Is A Rebound Coming?

There are reasons to believe Gregorius will turn things around, even if he doesn't start hitting the way he did in the first few weeks of the season.

First and foremost, his batted-ball data is pretty close to what it was prior to his slump. His hard-hit rate through April 25 was 38.4%, and since then it's 36.2%. And his current soft-hit rate of 22.4% is only slightly higher than what it was (19.2%) during his hot streak.

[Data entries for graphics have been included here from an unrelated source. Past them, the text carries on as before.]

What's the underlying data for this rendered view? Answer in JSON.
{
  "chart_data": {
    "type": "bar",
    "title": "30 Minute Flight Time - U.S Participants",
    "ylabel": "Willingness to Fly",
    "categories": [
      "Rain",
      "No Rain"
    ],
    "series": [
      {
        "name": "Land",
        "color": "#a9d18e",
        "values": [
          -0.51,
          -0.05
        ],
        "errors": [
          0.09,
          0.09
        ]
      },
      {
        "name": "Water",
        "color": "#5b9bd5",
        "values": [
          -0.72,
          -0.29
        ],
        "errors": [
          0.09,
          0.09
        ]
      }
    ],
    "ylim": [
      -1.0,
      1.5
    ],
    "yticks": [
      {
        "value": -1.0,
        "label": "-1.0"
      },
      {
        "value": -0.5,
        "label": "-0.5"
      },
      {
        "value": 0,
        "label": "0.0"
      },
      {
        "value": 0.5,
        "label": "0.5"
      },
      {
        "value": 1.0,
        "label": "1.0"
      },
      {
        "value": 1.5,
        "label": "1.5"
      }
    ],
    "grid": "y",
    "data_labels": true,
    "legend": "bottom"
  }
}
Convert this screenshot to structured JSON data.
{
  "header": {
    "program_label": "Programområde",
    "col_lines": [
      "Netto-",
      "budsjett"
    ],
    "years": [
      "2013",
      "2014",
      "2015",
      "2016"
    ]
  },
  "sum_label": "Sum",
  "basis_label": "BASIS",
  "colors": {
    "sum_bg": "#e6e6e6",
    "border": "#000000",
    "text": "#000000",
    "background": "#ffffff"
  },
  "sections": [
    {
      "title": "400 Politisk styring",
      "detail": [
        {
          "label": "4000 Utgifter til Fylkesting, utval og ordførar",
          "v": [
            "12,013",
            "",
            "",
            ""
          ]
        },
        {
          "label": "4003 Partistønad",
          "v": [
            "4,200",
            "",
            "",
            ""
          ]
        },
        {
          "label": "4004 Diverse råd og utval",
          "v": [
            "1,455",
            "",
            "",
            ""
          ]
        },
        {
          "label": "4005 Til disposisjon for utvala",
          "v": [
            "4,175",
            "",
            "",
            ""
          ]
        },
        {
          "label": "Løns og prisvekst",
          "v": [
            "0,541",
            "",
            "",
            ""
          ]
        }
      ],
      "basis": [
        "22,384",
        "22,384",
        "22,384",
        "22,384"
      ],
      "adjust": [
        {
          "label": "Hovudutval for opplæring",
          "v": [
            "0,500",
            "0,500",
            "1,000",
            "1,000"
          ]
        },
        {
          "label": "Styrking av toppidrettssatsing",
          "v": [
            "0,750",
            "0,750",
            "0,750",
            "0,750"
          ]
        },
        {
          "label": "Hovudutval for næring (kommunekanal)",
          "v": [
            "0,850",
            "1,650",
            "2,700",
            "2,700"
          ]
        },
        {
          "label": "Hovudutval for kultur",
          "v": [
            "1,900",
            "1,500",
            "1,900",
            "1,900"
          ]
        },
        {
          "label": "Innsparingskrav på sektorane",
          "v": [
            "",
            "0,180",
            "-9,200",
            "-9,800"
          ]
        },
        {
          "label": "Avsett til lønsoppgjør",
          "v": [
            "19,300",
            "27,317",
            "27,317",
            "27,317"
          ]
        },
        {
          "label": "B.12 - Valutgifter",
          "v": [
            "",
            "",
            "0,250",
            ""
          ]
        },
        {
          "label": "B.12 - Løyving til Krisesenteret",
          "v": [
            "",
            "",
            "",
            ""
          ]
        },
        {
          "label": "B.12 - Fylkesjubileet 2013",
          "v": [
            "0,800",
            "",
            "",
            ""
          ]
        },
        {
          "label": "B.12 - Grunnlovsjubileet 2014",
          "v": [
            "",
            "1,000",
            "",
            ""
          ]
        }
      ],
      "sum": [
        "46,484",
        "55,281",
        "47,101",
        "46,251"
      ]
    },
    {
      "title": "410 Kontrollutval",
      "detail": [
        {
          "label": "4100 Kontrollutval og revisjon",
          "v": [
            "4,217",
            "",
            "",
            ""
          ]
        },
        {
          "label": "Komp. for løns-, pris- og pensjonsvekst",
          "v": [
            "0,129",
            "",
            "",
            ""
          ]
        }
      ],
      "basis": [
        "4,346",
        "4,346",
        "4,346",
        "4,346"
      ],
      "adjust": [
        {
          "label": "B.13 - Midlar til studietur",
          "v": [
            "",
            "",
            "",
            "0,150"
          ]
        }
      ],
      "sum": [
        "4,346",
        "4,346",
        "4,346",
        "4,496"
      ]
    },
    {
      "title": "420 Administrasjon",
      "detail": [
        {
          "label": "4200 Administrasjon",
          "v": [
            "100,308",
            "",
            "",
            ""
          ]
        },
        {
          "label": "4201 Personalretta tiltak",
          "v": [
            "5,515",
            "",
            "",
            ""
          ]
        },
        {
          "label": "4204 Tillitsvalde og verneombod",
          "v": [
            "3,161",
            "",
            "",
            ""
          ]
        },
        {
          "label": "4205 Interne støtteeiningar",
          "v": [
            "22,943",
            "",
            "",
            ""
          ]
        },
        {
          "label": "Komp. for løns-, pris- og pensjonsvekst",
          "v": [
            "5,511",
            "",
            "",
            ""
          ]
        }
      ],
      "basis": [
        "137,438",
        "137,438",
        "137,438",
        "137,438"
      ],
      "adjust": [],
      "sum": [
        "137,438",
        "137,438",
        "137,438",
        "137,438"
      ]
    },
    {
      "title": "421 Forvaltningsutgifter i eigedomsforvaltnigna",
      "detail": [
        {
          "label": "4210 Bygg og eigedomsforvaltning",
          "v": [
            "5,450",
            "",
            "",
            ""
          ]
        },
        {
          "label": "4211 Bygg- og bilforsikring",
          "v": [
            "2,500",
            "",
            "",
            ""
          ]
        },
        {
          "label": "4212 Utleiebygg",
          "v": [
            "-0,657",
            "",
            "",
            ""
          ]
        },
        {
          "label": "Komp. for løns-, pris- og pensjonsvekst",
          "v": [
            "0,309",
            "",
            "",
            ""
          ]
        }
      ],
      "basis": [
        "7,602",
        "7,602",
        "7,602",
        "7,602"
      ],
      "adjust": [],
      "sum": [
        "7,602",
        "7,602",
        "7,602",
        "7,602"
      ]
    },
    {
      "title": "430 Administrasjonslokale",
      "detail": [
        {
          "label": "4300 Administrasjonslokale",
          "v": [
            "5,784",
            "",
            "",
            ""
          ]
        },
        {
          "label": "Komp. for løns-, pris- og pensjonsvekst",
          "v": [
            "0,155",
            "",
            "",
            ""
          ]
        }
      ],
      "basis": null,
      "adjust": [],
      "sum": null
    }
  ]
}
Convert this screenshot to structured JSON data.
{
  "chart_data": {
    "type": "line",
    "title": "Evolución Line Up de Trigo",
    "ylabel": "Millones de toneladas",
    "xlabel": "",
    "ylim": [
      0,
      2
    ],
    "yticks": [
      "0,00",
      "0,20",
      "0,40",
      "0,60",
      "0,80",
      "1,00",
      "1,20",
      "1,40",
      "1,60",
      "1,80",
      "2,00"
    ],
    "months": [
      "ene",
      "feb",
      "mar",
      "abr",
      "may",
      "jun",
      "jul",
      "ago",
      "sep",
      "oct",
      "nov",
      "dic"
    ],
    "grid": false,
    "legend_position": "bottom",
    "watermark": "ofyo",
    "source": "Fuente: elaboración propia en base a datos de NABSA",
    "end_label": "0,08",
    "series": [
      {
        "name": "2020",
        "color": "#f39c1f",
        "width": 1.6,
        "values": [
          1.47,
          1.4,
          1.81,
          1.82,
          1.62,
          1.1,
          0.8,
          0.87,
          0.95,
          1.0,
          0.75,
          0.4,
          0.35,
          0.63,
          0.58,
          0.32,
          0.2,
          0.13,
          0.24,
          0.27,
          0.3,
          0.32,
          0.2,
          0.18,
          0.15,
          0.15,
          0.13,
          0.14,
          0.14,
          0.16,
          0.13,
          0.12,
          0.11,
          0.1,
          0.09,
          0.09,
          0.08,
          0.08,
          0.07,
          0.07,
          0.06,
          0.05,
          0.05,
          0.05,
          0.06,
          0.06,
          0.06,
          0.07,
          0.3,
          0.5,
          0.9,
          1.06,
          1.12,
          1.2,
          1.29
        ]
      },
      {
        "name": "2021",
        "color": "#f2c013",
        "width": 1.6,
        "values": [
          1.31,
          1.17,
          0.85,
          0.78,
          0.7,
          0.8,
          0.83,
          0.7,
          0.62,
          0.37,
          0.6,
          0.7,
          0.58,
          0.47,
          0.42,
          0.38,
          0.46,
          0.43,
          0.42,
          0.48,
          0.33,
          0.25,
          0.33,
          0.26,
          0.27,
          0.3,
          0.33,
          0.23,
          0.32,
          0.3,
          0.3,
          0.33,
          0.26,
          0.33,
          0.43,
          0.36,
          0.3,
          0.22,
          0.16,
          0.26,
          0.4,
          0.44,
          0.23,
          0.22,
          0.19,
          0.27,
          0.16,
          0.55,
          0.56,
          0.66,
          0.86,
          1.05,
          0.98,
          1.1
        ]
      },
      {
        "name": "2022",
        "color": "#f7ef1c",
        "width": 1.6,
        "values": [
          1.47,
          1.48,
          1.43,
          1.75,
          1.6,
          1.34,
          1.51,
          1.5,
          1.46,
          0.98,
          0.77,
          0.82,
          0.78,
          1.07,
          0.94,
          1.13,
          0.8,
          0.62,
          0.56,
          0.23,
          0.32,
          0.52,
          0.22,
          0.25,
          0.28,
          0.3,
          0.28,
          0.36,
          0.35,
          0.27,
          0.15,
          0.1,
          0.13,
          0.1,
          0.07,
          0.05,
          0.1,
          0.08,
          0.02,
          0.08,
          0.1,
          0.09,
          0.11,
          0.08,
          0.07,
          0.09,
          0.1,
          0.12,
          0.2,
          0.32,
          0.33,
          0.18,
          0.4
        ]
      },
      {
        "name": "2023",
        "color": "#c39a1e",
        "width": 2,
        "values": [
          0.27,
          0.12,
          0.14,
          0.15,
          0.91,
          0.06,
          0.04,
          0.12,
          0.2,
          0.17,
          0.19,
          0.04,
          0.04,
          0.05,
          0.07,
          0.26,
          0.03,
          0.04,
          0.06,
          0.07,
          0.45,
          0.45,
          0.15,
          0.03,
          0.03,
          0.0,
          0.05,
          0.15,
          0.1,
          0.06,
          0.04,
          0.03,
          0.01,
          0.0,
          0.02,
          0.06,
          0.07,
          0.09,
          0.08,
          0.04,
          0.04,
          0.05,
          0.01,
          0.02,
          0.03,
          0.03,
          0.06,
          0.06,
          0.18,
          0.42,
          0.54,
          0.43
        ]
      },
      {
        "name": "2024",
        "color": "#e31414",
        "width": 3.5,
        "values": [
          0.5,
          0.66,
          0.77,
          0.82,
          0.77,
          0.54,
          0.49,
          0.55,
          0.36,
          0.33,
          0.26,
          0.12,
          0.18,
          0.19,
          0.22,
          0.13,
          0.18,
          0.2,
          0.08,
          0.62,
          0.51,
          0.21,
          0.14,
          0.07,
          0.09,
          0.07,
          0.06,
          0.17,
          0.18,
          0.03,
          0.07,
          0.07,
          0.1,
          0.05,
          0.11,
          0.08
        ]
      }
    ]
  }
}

One big difference has been where Gregorius has been hitting the ball. During his early-season hot streak, he was pulling the ball a lot more -- 49.3% of the time compared to 34.5% during this cold stretch. That's a big deal for a left-handed hitter who plays with that short porch in right field at Yankee Stadium.

And it's clear that pitchers are stay away from him more frequently.

Gregorius is actually seeing more fastballs during his slump (57.6%) than he was when he was killing the ball (56.1%), so the big difference is pitch location. The split heat maps above show pitchers are working hard to stay away from the power zone he took advantage of early on in the season.

What does that mean for fantasy owners?

Buy! Buy! Buy!

Gregorius' ridiculously hot start was unlikely to sustain itself for the entire season. Ever since 2016, he's been a good and improving player, with a wOBA of .319 in 2016 and .335 last season. Like many players, he's increased his power numbers dramatically over the last few years, going from 9 homers in 2015 to 20 in '16 and 25 a year ago.

His early-season success (.514 wOBA) was clearly unsustainable. Yes, some regression has hit, but that doesn't mean he has lost his value as a high-impact fantasy asset.

One should expect Gregorius to pull out of this slump and figure out a way to adjust to what pitchers are doing to him. He has been successful with a lower pull-rate the last two seasons, and it's likely that, by the end of the season, he'll finish with a slash line that looks comparable to last year's .287/.318/.478. In fact, our models project him to hit .291 with 23 homers and 73 RBI over the rest of the season.

Now is the perfect time to go fishing for Didi, using his recent slump as a catalyst to buy low on a player that has been one of the steadiest fantasy assets over the last few seasons.